In summary, an unbelievable $17 million was wasted on not housing illegal foreign nationals. At the heart of the story is Endeavors, a nonprofit which has received half a billion dollars in taxpayer money “through no-bid government contracts to house foreign nationals who illegally entered the U.S. and were released by the Biden administration instead of being deported” reports The Center Square.

The audit evaluated the process used by U.S. Immigration and Customs Enforcement (ICE) to grant no bid contracts to Endeavors and their compliance with federal law, the article explains.

The report evaluated an $86.9 million sole source contract first awarded to Endeavors earlier this year.
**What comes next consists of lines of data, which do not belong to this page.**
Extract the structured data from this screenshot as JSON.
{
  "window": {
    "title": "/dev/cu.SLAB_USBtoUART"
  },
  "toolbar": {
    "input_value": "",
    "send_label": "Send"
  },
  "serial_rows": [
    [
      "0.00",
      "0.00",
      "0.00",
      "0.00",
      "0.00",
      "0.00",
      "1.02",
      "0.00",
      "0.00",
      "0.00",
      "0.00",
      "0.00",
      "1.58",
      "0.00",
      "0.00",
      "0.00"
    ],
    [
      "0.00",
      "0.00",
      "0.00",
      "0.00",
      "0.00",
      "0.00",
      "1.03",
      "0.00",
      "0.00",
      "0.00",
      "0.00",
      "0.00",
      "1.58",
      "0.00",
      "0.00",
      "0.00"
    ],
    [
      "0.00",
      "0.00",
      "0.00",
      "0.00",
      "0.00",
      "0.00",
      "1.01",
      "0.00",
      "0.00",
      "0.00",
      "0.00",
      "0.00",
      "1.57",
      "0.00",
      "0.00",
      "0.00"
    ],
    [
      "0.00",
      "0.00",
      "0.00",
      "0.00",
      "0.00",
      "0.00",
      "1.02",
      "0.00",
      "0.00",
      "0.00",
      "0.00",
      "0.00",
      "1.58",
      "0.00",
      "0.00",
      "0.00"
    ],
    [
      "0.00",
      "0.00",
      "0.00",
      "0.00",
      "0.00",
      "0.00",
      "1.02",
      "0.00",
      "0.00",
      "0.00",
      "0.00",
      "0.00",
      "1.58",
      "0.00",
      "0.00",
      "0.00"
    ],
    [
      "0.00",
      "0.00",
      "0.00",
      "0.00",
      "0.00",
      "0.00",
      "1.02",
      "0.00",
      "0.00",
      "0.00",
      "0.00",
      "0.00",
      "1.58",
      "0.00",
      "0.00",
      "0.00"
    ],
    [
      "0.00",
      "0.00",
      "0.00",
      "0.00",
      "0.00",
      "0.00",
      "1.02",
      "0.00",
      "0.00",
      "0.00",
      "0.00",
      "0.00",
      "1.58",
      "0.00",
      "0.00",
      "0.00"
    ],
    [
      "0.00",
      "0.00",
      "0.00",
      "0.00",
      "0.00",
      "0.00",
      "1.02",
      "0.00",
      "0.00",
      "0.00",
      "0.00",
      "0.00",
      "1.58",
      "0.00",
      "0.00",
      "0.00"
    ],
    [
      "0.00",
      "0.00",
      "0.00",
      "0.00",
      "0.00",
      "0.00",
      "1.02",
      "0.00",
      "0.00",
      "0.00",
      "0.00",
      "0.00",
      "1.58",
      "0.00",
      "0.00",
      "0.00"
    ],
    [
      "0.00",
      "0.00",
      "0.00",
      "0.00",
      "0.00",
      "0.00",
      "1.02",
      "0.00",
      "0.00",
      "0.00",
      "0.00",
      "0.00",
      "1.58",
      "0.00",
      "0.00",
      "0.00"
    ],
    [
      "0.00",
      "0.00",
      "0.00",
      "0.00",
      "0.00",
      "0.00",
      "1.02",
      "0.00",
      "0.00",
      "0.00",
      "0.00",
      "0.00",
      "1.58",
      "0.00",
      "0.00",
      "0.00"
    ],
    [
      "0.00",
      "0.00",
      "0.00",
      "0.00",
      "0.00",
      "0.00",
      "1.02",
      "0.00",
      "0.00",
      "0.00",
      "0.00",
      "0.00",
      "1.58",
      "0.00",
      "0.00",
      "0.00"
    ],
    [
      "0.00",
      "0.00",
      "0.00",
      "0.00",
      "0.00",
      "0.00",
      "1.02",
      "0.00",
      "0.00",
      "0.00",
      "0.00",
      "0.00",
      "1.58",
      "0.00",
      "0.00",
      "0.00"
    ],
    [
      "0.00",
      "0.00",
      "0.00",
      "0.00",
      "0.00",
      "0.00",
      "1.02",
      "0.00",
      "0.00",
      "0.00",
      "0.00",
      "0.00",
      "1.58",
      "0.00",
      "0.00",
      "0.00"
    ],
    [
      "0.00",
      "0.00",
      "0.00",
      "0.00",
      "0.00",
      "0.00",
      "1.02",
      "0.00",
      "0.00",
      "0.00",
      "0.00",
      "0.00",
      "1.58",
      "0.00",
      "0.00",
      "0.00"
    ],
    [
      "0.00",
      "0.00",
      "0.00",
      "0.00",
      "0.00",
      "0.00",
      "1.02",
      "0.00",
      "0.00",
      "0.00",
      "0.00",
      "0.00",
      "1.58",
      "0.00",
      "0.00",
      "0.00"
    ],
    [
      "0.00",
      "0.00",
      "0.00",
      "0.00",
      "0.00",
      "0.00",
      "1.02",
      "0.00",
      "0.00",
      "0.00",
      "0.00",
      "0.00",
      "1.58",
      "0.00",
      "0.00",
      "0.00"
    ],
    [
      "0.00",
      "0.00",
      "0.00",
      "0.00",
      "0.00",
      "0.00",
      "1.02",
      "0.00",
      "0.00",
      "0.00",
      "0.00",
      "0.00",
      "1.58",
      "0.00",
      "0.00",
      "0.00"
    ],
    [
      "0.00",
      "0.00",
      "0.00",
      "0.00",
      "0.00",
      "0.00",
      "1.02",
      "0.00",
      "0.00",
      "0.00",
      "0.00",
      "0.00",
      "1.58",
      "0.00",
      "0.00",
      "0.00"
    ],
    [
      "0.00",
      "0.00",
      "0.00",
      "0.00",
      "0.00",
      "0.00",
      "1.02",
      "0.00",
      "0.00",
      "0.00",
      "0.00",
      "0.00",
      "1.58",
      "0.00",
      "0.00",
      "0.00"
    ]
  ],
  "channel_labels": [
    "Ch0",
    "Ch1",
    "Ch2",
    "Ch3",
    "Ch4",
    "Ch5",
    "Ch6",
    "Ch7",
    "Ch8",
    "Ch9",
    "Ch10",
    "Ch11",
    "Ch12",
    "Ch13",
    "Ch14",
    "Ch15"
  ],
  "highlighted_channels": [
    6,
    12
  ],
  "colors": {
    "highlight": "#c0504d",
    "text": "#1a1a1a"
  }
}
The contract was awarded for six months to provide “temporary shelter and processing services for families who have not been expelled and are therefore placed in immigration proceedings for their removal from the United States,” The Center Square previously reported.

Months after it received its first no bid contract, Endeavors received a second $530 million contract and hired former Biden administration official Andrew Lorenzen-Straight as its senior director for migrant services and federal affairs, Axios reported.

The Center Square explains:

Sole source contracts are used when an agency can demonstrate the contract meets specific and justified criteria. If contracts don’t meet one of the criteria, they must be awarded through an open competitive process.

Endeavors has no professional history of providing housing services and has never provided beds or all-inclusive emergency family residential services, OIG auditors found. Those critical of DHS’ contract process argue the agency should be awarding contracts through an open competitive process to ensure that those bidding for funds can offer the services they claim they can provide.

Under the contract in question, for six months between March and September 2021, Endeavors was responsible for providing 1,239 beds and other necessary services in hotels. It used six hotels and repurposed them as Emergency Family Reception Sites to accommodate families staying less than three days while ICE considered conditions of release, including alternatives to detention.

The IOG made four recommendations for ICE to improve its contracting and oversight of hotel facility management and operations. “ICE concurred with one recommendation and didn’t concur with three. Based on information ICE provided in its response, the IOG said it considered one recommendation resolved and closed, and three recommendations administratively closed.”